Les Éditions de l’Atelier contemporain proposent des ouvrages indispensables aux bibliothèques d’art et d’histoire de l’art. Parmi ses collections, celle qui est intitulée : Studiolo. Ce terme, italien, désigne une sorte de cabinet de curiosités, consacré, certes, aux curiosités de la nature, mais surtout aux études artistiques. Un tel studiolo subsiste encore à Urbino. Cette collection regroupe donc des travaux de critiques et d’historiens d’art, recentrés, pour chaque volume, sur un artiste. Chaque publication est illustrée en noir et blanc.

Alain Borer, dans chacun de ces deux ouvrages, l'un sur Albrecht Dürer (1471-1528) et l'autre sur Joseph Beuys (1921-1986), adopte une ligne d’analyse semblable.  Un trait commun autorise encore cette association : l’un et l’autre de ces artistes s’intéresse à un lièvre. Dürer en dessine un, avec les tonalités et les nuances du cou que l’on connaît, et donne l’impression que l’on pourrait caresser sa fourrure moelleuse. Le désir s’y fait tactile. Beuys, de son côté, dialogue avec un lièvre mort dans ses bras, au cours de son enseignement.

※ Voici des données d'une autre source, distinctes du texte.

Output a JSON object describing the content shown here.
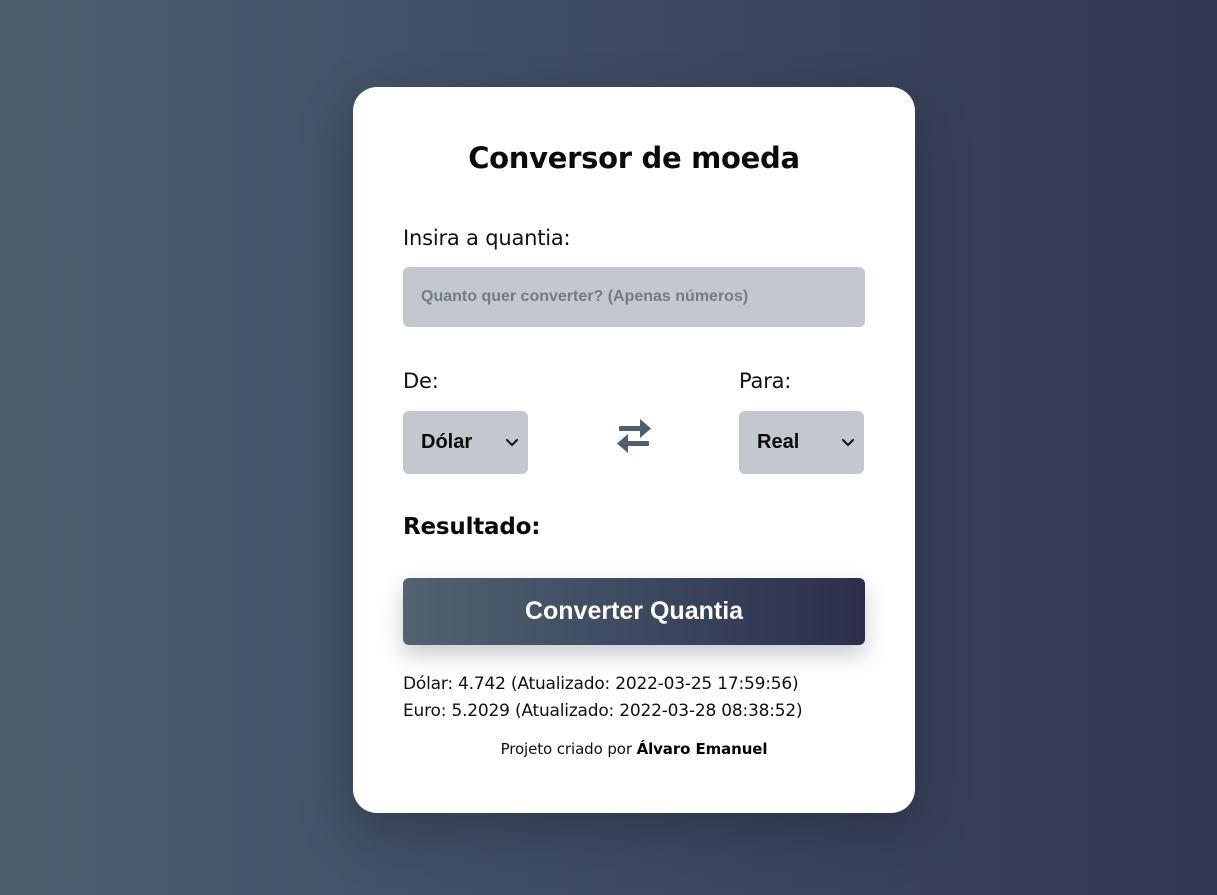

Entre les prés de l’un et la métaphore de l’enseignement de l’autre, Alain Borer, poète, critique d’art, essayiste, rédacteur de ces deux ouvrages, déploie de très riches méditations. Il fait de ces deux œuvres, deux perspectives libératoires, à des titres différents bien sûr. Il y relève aussi des souffrances différentes, sans doute plus artistiques chez Beuys, des blessures rapportées à lui-même, en artiste blessé.

La Renaissance de Dürer

Que reste-t-il à écrire sur la Renaissance et sur Dürer ? Presque tout le monde a déjà vu la gravure Mélancolie, dont on a fait le symbole de ce moment historique et de Dürer, au point de méconnaître l’ensemble de l’œuvre. Sang d’encre, mauvais sang, allégorie du génie créateur ? Et que retenons-nous encore et toujours d’une période, la Renaissance, ramassée en un bloc homogène et insécable ? Or bloc homogène, la Renaissance ne l’est pas, même si on a pris l’habitude de rassembler tout ce monde sous le titre de « la galaxie Gutenberg ». En réalité, la Renaissance est plus contradictoire que beaucoup le croient, prise entre la figure du Grand architecte (Dieu revu et corrigé par le savoir), la foi en la science qui rend confiant, et l’alchimie.

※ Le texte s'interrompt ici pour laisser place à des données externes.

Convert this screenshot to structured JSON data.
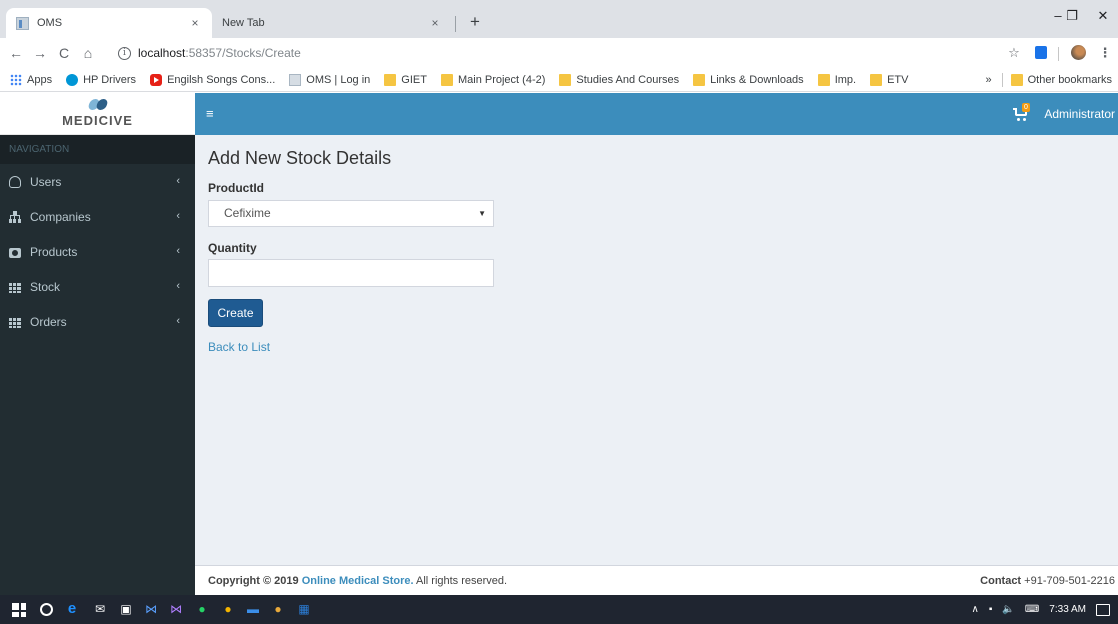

Afin de détailler sa propre perspective sur la Renaissance comme sur le peintre, Alain Borer prend Dürer à témoin, un témoin sérieux, puisque peintre mais aussi écrivain. Grâce à l’immensité de sa production, examinée de très près, on doit bien pouvoir trouver un fil conducteur et la réponse à la question posée. En quel sens Dürer est-il un homme de la Renaissance, pleinement de son temps ? Une partie de la réponse tient en ceci : une volonté de s’emparer de tout, de procéder à l’inventaire analytique du monde, de découvrir le vaste monde par toutes les sensations qu’il peut offrir. Dürer prend part à l’extension des connaissances. Il s’avance à la découverte du monde, de la même façon et en même temps que les explorateurs, mais par le truchement de l’art. Aussi, propose Borer, peut-on appeler Renaissance l’élaboration infinie dans laquelle chacun peut se jeter, en y trouvant une satisfaction totale.

Ainsi en va-t-il de Dürer. Pour Borer, la peinture de Dürer n’est plus un art au « service de l’Église ». Elle contribue aux lumières qui se lèvent sur l’Occident. Même si beaucoup recourent encore à l’occulte, Dürer compris, aussitôt contredit par ses dessins des constellations qui font signe plutôt vers la thématique arts et sciences, et ses postulats euclidiens en peinture.

Mais plus subtilement encore, Borer fait tourner l’œuvre de Dürer autour des catégories suivantes : alcôves, regards visant des hommes, voyages, nature, curiosité, recherches sur le corps humain, statut des paysans, projet de monument commémoratif (1515, à la guerre des paysans). Ce qui emporte l’adhésion du lecteur, autour de ces catégories, c’est aussi le parti pris psychanalytique : avec étude de fantasmes, de statuts symboliques et, mises à part les vierges, le peu de femmes, etc.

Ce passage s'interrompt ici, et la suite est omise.